This is a story about hatred. Ku Kluxes are summoned by it, they thrive off it, and they’ve given power to hateful people looking for any excuse to use it. This is also a story about love. The people fighting these monsters are trying to protect it, share it, and keep it alive in this dark world. P. Djèlí Clark displays both emotions within Maryse as she tries to protect people while using violence to eliminate terrible creatures. There is a quote by Martin Luther King Jr. that immediately came to mind while I read: “Darkness cannot drive out darkness; only light can do that. Hate cannot drive out hate, only love can do that.” Ring Shout explores this sentiment through characters that either chose to follow or ignore this sage advice.
Because this story was primarily plot-driven, I didn’t get to know the characters all that well, yet I still enjoyed them. The protagonist, Maryse, was fleshed out the most. She seems timid at first – constantly mothering her friends and admonishing them for speaking abrasively. But when it comes to hunting Ku Kluxes she doesn’t back down from a fight. I loved her determination throughout the entire story. Maryse was still mysterious, but there was a beauty in knowing so little about her because I never knew what she was going to do next. Her friends, Cordelia (Chef) and Sadie, are limited characters but great sidekicks. Only quick insights are shared about their personality and past. However, I am amazed at how much Clark conveyed about them without a lot of dedicated space. I appreciate the roles they filled to support Maryse on her own personal journey.

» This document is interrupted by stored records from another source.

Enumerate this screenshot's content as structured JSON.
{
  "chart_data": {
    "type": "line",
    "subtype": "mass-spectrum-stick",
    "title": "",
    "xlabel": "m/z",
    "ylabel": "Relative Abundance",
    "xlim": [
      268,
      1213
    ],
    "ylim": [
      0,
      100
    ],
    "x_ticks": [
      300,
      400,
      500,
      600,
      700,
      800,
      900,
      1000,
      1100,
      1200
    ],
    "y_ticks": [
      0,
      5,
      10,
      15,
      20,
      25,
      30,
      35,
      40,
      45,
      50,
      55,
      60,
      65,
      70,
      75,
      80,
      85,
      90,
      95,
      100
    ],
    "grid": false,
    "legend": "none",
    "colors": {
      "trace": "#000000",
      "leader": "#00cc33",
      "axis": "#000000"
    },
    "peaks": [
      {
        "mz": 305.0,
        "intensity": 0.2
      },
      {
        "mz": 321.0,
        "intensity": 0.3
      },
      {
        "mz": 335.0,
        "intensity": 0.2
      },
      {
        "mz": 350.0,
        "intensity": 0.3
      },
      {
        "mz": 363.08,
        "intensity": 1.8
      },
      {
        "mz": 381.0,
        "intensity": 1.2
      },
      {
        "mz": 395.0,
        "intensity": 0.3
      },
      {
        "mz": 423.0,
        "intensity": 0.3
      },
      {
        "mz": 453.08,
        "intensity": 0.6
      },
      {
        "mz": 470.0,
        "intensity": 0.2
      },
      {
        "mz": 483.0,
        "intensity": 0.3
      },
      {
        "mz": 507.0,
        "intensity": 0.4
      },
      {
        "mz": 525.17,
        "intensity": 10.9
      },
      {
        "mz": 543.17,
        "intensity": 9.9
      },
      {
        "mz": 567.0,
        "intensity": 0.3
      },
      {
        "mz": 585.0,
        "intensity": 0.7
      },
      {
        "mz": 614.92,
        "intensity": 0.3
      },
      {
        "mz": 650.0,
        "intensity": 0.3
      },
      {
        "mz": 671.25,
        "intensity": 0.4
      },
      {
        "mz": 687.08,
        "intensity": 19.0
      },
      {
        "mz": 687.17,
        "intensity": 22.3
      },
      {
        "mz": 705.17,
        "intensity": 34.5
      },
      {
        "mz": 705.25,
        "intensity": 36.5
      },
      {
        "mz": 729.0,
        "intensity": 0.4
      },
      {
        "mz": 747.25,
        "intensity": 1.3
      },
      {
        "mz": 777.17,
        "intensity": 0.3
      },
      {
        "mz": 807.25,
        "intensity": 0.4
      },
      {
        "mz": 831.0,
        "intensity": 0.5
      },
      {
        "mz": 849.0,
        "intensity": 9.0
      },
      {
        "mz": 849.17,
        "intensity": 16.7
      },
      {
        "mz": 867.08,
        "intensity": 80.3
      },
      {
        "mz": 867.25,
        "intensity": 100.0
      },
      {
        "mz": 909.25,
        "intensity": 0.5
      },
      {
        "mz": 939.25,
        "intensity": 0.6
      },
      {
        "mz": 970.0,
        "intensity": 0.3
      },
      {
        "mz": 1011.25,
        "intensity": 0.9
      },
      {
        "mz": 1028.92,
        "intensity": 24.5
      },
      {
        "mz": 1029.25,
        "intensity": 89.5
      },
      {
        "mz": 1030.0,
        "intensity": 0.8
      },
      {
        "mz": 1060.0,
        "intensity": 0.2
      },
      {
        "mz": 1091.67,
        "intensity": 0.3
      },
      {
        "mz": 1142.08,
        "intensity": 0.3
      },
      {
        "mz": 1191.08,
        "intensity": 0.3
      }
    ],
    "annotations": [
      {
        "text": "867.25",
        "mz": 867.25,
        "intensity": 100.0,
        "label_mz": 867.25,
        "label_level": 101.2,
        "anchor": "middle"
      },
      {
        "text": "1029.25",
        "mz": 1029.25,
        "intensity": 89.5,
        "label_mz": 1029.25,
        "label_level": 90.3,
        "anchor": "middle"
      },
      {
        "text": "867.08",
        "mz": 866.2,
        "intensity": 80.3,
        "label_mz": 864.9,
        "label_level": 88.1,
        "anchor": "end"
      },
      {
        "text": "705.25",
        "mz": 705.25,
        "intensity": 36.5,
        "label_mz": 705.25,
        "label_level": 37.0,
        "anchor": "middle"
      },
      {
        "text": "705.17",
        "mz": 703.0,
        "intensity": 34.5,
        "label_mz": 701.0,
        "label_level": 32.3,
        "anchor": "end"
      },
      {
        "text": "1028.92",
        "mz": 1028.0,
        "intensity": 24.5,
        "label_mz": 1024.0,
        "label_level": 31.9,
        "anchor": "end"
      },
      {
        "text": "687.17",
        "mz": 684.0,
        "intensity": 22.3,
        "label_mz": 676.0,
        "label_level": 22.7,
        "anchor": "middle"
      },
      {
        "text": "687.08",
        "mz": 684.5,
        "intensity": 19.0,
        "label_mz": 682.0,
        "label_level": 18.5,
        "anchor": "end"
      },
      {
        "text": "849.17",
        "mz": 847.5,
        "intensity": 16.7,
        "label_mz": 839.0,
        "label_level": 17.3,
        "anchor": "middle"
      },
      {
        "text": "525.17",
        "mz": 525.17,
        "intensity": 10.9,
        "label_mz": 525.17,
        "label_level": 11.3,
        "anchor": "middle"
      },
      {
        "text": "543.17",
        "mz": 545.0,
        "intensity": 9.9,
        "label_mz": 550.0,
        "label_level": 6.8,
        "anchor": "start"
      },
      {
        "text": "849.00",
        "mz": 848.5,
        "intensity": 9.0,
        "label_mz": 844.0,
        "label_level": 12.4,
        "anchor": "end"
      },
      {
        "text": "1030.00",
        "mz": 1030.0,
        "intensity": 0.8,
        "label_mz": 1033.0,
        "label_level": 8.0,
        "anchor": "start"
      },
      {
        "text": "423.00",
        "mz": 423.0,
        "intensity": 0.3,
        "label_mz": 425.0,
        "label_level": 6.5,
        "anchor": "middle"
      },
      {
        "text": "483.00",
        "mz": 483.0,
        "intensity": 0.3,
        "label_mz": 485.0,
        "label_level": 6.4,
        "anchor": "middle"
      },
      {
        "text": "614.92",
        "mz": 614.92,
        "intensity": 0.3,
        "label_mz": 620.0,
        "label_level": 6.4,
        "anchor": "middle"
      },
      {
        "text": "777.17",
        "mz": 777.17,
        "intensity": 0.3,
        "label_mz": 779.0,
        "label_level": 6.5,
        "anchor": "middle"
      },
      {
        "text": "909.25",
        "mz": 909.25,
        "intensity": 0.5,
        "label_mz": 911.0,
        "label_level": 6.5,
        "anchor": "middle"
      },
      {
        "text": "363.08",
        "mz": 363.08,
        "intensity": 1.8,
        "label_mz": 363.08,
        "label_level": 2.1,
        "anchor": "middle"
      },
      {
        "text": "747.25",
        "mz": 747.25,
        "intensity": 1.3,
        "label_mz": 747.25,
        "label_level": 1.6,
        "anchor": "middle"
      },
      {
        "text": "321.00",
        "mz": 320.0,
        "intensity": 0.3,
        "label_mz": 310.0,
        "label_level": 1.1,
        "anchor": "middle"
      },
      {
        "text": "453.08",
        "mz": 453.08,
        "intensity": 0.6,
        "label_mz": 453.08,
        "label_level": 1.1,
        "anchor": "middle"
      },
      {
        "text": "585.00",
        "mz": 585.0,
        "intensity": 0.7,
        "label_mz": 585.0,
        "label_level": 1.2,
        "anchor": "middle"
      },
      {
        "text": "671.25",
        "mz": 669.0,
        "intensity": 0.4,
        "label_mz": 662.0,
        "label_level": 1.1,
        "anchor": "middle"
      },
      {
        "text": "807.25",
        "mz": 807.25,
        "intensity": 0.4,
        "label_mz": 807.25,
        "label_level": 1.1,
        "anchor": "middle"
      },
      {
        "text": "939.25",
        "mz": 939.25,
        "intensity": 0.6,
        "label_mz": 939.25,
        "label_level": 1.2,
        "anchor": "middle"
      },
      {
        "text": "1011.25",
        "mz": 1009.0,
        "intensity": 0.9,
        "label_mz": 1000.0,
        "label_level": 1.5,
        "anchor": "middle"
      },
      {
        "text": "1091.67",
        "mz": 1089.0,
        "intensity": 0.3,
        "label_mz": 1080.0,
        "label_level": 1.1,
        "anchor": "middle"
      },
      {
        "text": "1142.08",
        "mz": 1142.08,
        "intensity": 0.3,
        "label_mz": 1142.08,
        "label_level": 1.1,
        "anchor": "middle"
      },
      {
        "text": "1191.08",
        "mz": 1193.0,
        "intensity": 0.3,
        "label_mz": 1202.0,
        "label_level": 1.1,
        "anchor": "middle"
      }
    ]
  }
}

There are interdimensional aunties, terrible monsters, Gullah magic, and more. But I don’t know much about it other than it exists. I caught small glimpses of Gullah customs and ring shout rituals, but not enough to explore beneath the surface. I say all this, yet, the lack of worldbuilding did nothing to dampen my reading experience. Ring Shout fulfills its purpose, not as a tentpole fantasy, but as a powerful lesson in love and hatred as it reflects racism in our society. It’s about Maryse and her experience as a Black woman, and the racial prejudice that shapes her world. It just so happens to be a world with a little extra magic, and the racism she fights against manifests into actual monsters. Deep dives into the fantastical would have only been a distraction.
The elements that Ring Shout lacks are more than made up for with its powerful themes. P. Djèlí Clark conveyed racism in very real and imaginative ways. It’s a quick read that will forever leave a lasting impression. Good company and the warm glow of a fire can do nothing to assuage your fears because when this story ends you know the monsters are real.